Partir d’une idée et se confronter directement à un public potentiel, c’était un pari, c’est devenu une méthode… Cela permet une production à la demande plus ciblée et pertinente. Dans un domaine très concurrentiel et déjà inondé d’objets, nous avons pris le parti de ne pas créer un besoin mais plutôt d’en identifier un et d’y répondre avec justesse. Nous avons hâte de mettre à l’épreuve cette méthode dans d’autres situations.

Entre nous le travail s’est réparti naturellement. Nous avons travaillé essentiellement en mode itératif. C’est-à-dire qu’à la genèse du projet Quentin apportait ses compétences en design industriel tandis que Joris faisait part de ses expériences de terrain en tant que : géographe, randonneur, militaire. En phase de prototypage nous poursuivions encore ce procédé avec le bureau d’étude et les usines afin de nous assurer de la cohérence du produit. En fait, le projet s’est construit sur le dialogue constant entre technique et pratique. 


Comment Lutech vous a-t-elle accompagnés ? 

[Joris] Lutech nous a apporté des moyens, ceux dont nous ne disposions pas, pour réellement développer le projet. De plus, les rendez-vous réguliers nous ont également fait prendre conscience du potentiel commercial de l’objet – ce qui ne manque pas de motiver. En mettant à notre disposition des moyens humains, techniques et économiques Lutech a permis à ce projet de vraiment prendre forme.

[Quentin] Lutech est à la fois une expertise et un soutien. Une expertise parce qu’il s’agit d’abord de donner corps au projet et de rendre notre démarche convaincante auprès de professionnels de la maturation dont l’avis a beaucoup compté tout au long du développement. Un soutien aussi parce que les moyens investis sont le gage d’une confiance, d’une reconnaissance de notre professionnalisme. C’est un moteur pour continuer à nous perfectionner et à faire exister le projet Vendredi.

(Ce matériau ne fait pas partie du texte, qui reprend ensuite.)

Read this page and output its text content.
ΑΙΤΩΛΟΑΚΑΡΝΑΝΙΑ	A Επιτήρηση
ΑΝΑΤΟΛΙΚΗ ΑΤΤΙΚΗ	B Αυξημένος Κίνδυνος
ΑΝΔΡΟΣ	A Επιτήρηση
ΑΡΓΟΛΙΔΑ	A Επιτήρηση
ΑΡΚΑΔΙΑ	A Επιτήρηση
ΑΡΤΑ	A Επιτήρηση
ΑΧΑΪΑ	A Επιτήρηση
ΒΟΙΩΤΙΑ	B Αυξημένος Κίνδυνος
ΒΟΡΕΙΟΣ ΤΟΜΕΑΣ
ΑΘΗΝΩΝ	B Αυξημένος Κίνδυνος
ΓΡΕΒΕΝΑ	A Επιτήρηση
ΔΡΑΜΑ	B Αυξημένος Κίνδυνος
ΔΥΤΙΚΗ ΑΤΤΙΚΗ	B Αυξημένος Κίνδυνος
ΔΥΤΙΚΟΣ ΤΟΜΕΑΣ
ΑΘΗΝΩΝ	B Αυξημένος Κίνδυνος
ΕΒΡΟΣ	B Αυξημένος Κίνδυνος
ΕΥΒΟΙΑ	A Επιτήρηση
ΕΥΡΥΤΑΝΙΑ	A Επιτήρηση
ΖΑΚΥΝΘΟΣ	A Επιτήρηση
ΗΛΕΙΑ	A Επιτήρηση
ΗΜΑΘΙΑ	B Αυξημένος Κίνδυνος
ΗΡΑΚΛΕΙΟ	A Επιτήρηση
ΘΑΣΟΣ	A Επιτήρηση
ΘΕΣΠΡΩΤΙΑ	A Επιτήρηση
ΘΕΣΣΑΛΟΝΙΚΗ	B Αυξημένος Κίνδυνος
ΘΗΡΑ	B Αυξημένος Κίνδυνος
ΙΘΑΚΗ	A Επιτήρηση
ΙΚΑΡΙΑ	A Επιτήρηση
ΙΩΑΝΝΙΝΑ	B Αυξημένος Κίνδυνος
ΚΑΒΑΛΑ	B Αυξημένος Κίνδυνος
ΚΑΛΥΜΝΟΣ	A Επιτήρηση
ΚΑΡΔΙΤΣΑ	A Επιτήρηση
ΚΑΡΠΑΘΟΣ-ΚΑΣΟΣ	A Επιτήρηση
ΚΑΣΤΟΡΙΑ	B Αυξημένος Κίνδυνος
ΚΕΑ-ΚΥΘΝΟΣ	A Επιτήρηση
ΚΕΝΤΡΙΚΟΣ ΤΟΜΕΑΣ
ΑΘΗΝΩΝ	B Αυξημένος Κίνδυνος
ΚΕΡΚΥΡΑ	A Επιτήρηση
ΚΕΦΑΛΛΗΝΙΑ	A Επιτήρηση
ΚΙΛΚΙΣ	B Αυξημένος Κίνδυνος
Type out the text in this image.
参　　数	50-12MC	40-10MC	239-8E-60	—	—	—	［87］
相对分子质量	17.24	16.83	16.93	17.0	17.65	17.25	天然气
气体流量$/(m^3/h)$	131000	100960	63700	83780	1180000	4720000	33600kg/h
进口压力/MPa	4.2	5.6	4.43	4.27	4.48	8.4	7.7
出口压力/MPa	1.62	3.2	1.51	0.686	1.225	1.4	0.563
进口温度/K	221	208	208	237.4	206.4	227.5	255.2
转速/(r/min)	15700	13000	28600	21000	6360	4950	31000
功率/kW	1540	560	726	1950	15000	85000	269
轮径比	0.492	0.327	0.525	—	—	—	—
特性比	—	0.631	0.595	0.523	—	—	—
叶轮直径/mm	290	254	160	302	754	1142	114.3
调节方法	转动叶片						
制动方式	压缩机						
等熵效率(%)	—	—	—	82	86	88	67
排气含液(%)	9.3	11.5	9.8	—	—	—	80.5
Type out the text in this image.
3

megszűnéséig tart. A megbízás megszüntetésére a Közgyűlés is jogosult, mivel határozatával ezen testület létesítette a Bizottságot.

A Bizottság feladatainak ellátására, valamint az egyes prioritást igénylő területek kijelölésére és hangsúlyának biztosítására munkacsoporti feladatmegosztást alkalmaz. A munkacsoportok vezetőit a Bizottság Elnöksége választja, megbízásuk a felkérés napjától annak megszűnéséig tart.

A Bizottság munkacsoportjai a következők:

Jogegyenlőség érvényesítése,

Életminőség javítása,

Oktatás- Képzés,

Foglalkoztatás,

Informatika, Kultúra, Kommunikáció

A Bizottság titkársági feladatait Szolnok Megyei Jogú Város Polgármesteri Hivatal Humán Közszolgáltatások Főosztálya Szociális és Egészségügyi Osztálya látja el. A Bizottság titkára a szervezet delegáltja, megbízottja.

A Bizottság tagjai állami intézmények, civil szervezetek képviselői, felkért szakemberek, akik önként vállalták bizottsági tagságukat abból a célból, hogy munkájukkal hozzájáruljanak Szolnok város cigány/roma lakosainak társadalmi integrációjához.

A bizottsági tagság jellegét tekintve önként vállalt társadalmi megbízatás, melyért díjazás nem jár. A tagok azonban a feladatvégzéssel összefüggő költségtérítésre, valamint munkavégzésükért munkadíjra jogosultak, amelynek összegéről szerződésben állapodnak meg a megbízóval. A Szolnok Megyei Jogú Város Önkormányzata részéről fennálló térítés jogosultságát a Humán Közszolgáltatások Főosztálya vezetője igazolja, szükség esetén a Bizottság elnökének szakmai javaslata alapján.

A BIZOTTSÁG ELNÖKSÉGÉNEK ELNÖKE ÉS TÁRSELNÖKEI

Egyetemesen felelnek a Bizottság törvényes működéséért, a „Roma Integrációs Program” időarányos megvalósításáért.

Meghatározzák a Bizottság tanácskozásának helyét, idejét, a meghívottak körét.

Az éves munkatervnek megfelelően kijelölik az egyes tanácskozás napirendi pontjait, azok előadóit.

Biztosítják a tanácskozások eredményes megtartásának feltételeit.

Comment mieux sensibiliser les étudiants de l’ENSCI du monde de l’entreprise et favoriser l’essor de leurs projets vers une exploitation commerciale ? 

[Joris & Quentin] S’il y a deux mondes séparés, la priorité est alors une rencontre. Elle peut se faire à l’occasion du dépôt de dossier à la Satt Lutech,  en organisant (comme ce fût le cas pour mon expérience) des échanges avec des potentiels utilisateurs, en rencontrant les entreprises intéressées. Des formats peuvent sûrement être mis en place pour encourager ces rencontres et pourquoi pas faire émerger des projets à l’issue de celles-ci. Ensuite les expériences professionnelles sont très variées à l’ENSCI notamment parce que chaque étudiant(e) a la possibilité d’identifier un domaine dans lequel il (elle) se sent le plus à même d’intervenir. Le licensing d’un objet est un cas de figure déjà spécifique à une démarche très orientée design de produit. Les designers sont aptes à intervenir dans d’autres champs qui peuvent aussi être valorisées commercialement, comme le conseil aux entreprises, le design de services, la veille informationnelle, les métiers digitaux en plein essor.